É isso que a solidão faz. Ela se torna um chamado se soubermos
trabalhar com equilíbrio diante desse sentimento, dessa luz em nossa vida. Sim,
a solidão é uma luz, pois como uma dor é um chamado para irmos ao encontro de
nossa alma e descobrirmos aquilo que nos reprime, que nos aflige, que não nos
permite descobrir nossa essência, nossa verdade.
E isso ocorre também nos núcleos familiares, quando somos
levados pelo drama, pela vitimização, pela chantagem emocional daqueles que
simplesmente têm medo de nos perder, de deixar ir aquele velho conhecido que
tantas vezes o auxiliou. É apenas mais um medo de ficarmos solitários
novamente.
Ao mesmo tempo, quando passamos por esse sentimento, temos
uma enorme oportunidade de seguir nosso caminho, tomarmos contato com nossa
alma, com nossa essência, rompermos com aqueles personagens e, quando
preparados e prontos, voltarmos fortalecidos para ensinar aqueles que ficaram a
fazer igual, para estendermos à mão. Deixamos o rastro para que eles
compreendam que apenas fomos nos buscar, mas jamais deixamos de amar, apenas
sentimos o chamado de nossa alma e a necessidade de rompermos com o vínculo que
não nos permitia ser verdadeiros em toda nossa essência.

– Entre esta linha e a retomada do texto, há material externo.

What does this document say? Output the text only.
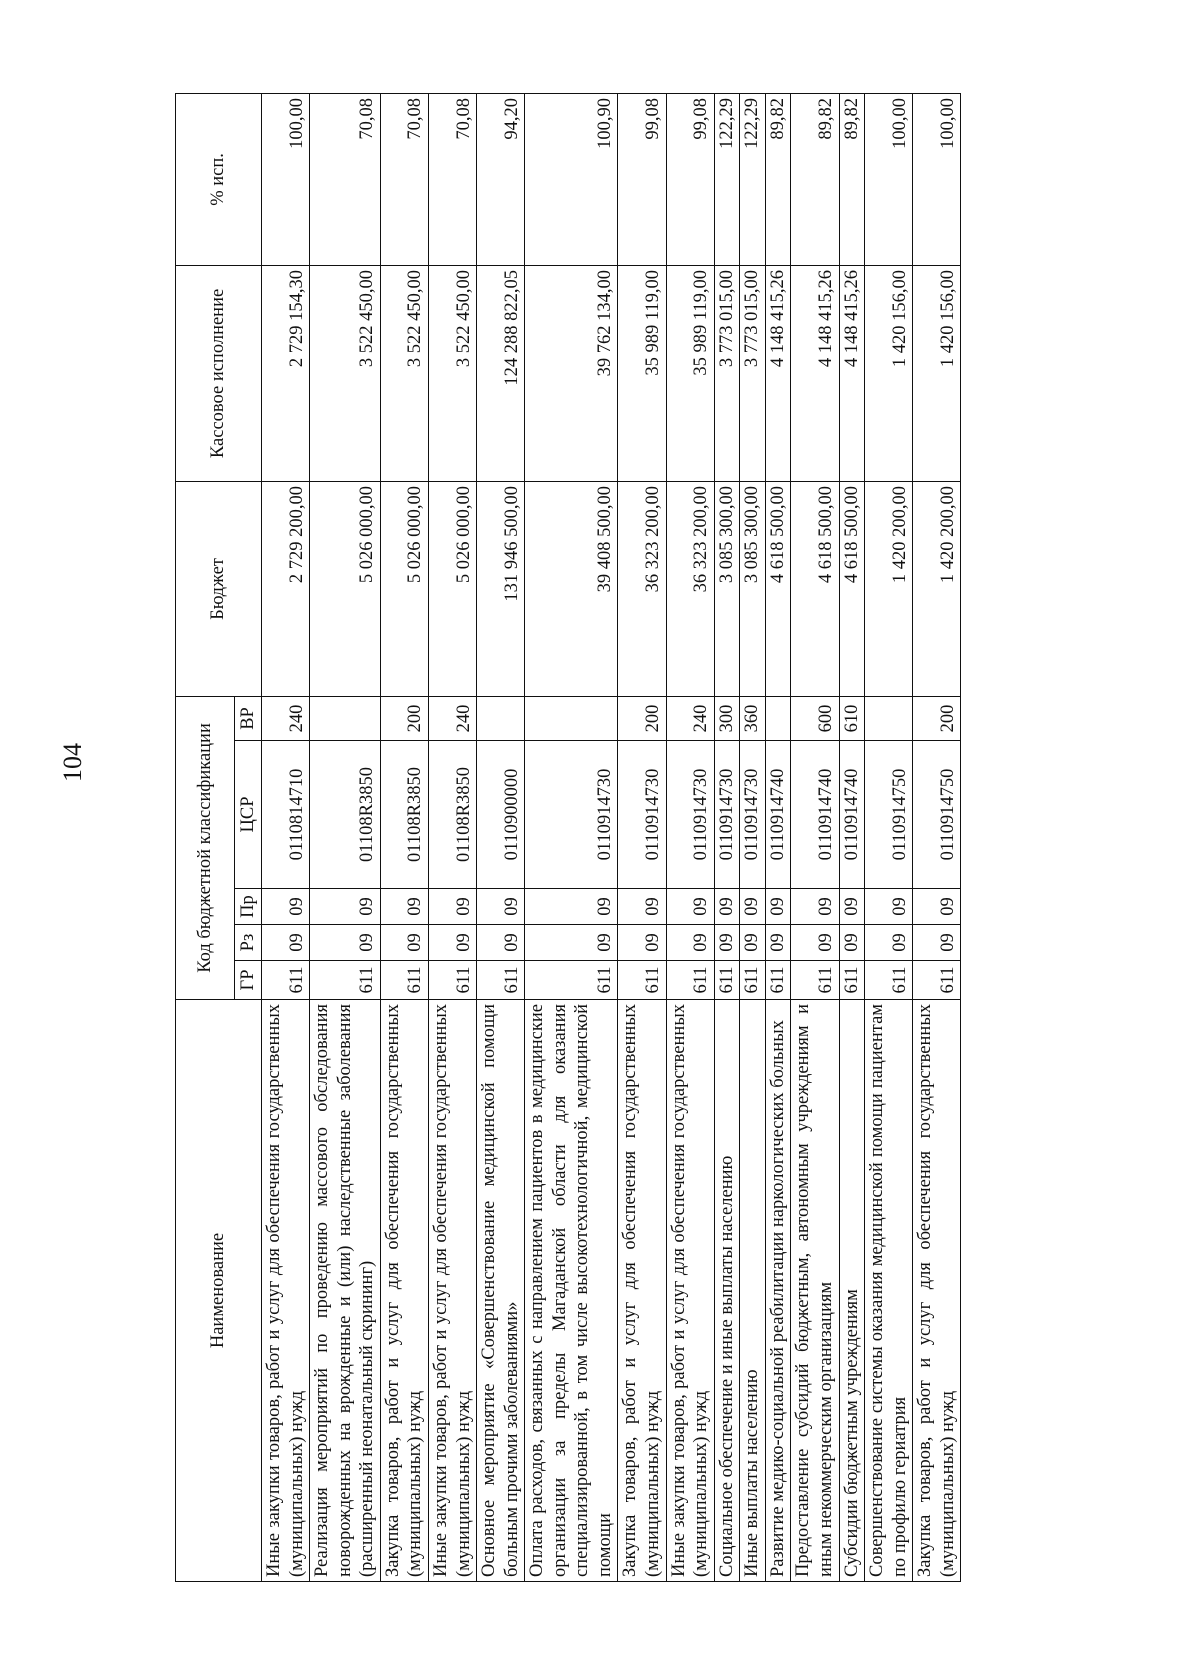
104
Наименование	Код бюджетной классификации					Бюджет	Кассовое исполнение	% исп.
	ГР	Рз	Пр	ЦСР	ВР			
Иные закупки товаров, работ и услуг для обеспечения государственных (муниципальных) нужд	611	09	09	0110814710	240	2 729 200,00	2 729 154,30	100,00
Реализация мероприятий по проведению массового обследования новорожденных на врожденные и (или) наследственные заболевания (расширенный неонатальный скрининг)	611	09	09	01108R3850		5 026 000,00	3 522 450,00	70,08
Закупка товаров, работ и услуг для обеспечения государственных (муниципальных) нужд	611	09	09	01108R3850	200	5 026 000,00	3 522 450,00	70,08
Иные закупки товаров, работ и услуг для обеспечения государственных (муниципальных) нужд	611	09	09	01108R3850	240	5 026 000,00	3 522 450,00	70,08
Основное мероприятие «Совершенствование медицинской помощи больным прочими заболеваниями»	611	09	09	0110900000		131 946 500,00	124 288 822,05	94,20
Оплата расходов, связанных с направлением пациентов в медицинские организации за пределы Магаданской области для оказания специализированной, в том числе высокотехнологичной, медицинской помощи	611	09	09	0110914730		39 408 500,00	39 762 134,00	100,90
Закупка товаров, работ и услуг для обеспечения государственных (муниципальных) нужд	611	09	09	0110914730	200	36 323 200,00	35 989 119,00	99,08
Иные закупки товаров, работ и услуг для обеспечения государственных (муниципальных) нужд	611	09	09	0110914730	240	36 323 200,00	35 989 119,00	99,08
Социальное обеспечение и иные выплаты населению	611	09	09	0110914730	300	3 085 300,00	3 773 015,00	122,29
Иные выплаты населению	611	09	09	0110914730	360	3 085 300,00	3 773 015,00	122,29
Развитие медико-социальной реабилитации наркологических больных	611	09	09	0110914740		4 618 500,00	4 148 415,26	89,82
Предоставление субсидий бюджетным, автономным учреждениям и иным некоммерческим организациям	611	09	09	0110914740	600	4 618 500,00	4 148 415,26	89,82
Субсидии бюджетным учреждениям	611	09	09	0110914740	610	4 618 500,00	4 148 415,26	89,82
Совершенствование системы оказания медицинской помощи пациентам по профилю гериатрия	611	09	09	0110914750		1 420 200,00	1 420 156,00	100,00
Закупка товаров, работ и услуг для обеспечения государственных (муниципальных) нужд	611	09	09	0110914750	200	1 420 200,00	1 420 156,00	100,00
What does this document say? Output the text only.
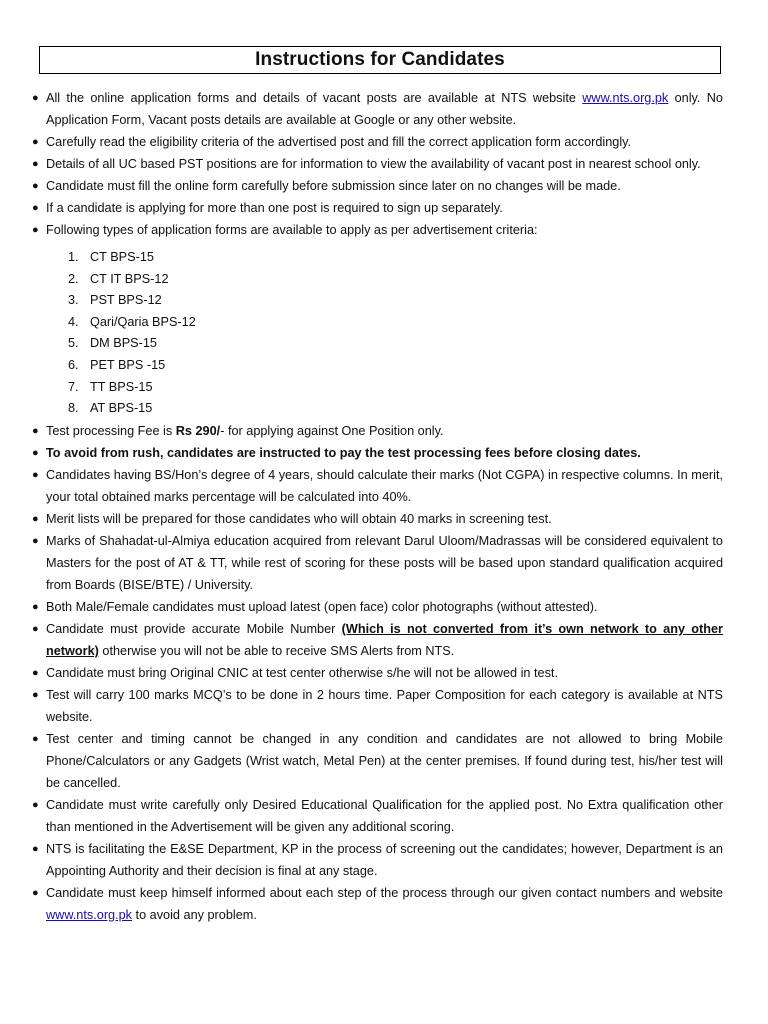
Instructions for Candidates
● All the online application forms and details of vacant posts are available at NTS website www.nts.org.pk only. No Application Form, Vacant posts details are available at Google or any other website.
● Carefully read the eligibility criteria of the advertised post and fill the correct application form accordingly.
● Details of all UC based PST positions are for information to view the availability of vacant post in nearest school only.
● Candidate must fill the online form carefully before submission since later on no changes will be made.
● If a candidate is applying for more than one post is required to sign up separately.
● Following types of application forms are available to apply as per advertisement criteria:
1. CT BPS-15
2. CT IT BPS-12
3. PST BPS-12
4. Qari/Qaria BPS-12
5. DM BPS-15
6. PET BPS -15
7. TT BPS-15
8. AT BPS-15
● Test processing Fee is Rs 290/- for applying against One Position only.
● To avoid from rush, candidates are instructed to pay the test processing fees before closing dates.
● Candidates having BS/Hon’s degree of 4 years, should calculate their marks (Not CGPA) in respective columns. In merit, your total obtained marks percentage will be calculated into 40%.
● Merit lists will be prepared for those candidates who will obtain 40 marks in screening test.
● Marks of Shahadat-ul-Almiya education acquired from relevant Darul Uloom/Madrassas will be considered equivalent to Masters for the post of AT & TT, while rest of scoring for these posts will be based upon standard qualification acquired from Boards (BISE/BTE) / University.
● Both Male/Female candidates must upload latest (open face) color photographs (without attested).
● Candidate must provide accurate Mobile Number (Which is not converted from it’s own network to any other network) otherwise you will not be able to receive SMS Alerts from NTS.
● Candidate must bring Original CNIC at test center otherwise s/he will not be allowed in test.
● Test will carry 100 marks MCQ’s to be done in 2 hours time. Paper Composition for each category is available at NTS website.
● Test center and timing cannot be changed in any condition and candidates are not allowed to bring Mobile Phone/Calculators or any Gadgets (Wrist watch, Metal Pen) at the center premises. If found during test, his/her test will be cancelled.
● Candidate must write carefully only Desired Educational Qualification for the applied post. No Extra qualification other than mentioned in the Advertisement will be given any additional scoring.
● NTS is facilitating the E&SE Department, KP in the process of screening out the candidates; however, Department is an Appointing Authority and their decision is final at any stage.
● Candidate must keep himself informed about each step of the process through our given contact numbers and website www.nts.org.pk to avoid any problem.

Assim são organizados esses núcleos. Através de um esquema
que mantem todos presos nesse drama de auxilio mutuo, porém, paradoxalmente,
onde todos se sentem mais confortáveis e seguros diante dos desafios da vida.
Quantos são aqueles que passam uma vida toda sem conseguir
transcender os bloqueios, os medos, os traumas que nos trazidos pelo núcleo
familiar? Ficamos presos pelo apego, pelo drama e, porque não, pelo amor que
sentimos um pelo outro.
Nunca, porém, é demais lembrar que o verdadeiro amor
liberta, permite que se vá. O verdadeiro amor é aquele que ajuda a fortalecer
para que quando estiver pronto se vá, desvincule-se para que depois fique
apenas essa lembrança de acolhimento em toda sua pureza, sem os dramas, sem as
cobranças, sem as chantagens, sem aquele sentimento que teme a perda, que teme
a solidão da vida.
A solidão no núcleo familiar, quando sentida, deve ser
respeitada, deve permitir que se vá, que se acabe, para que assim o amor
perdure, para que a verdadeira ajuda se dê, para que os membros desse berço
cumpram seu propósito, que é se descobrir em essência e liberdade.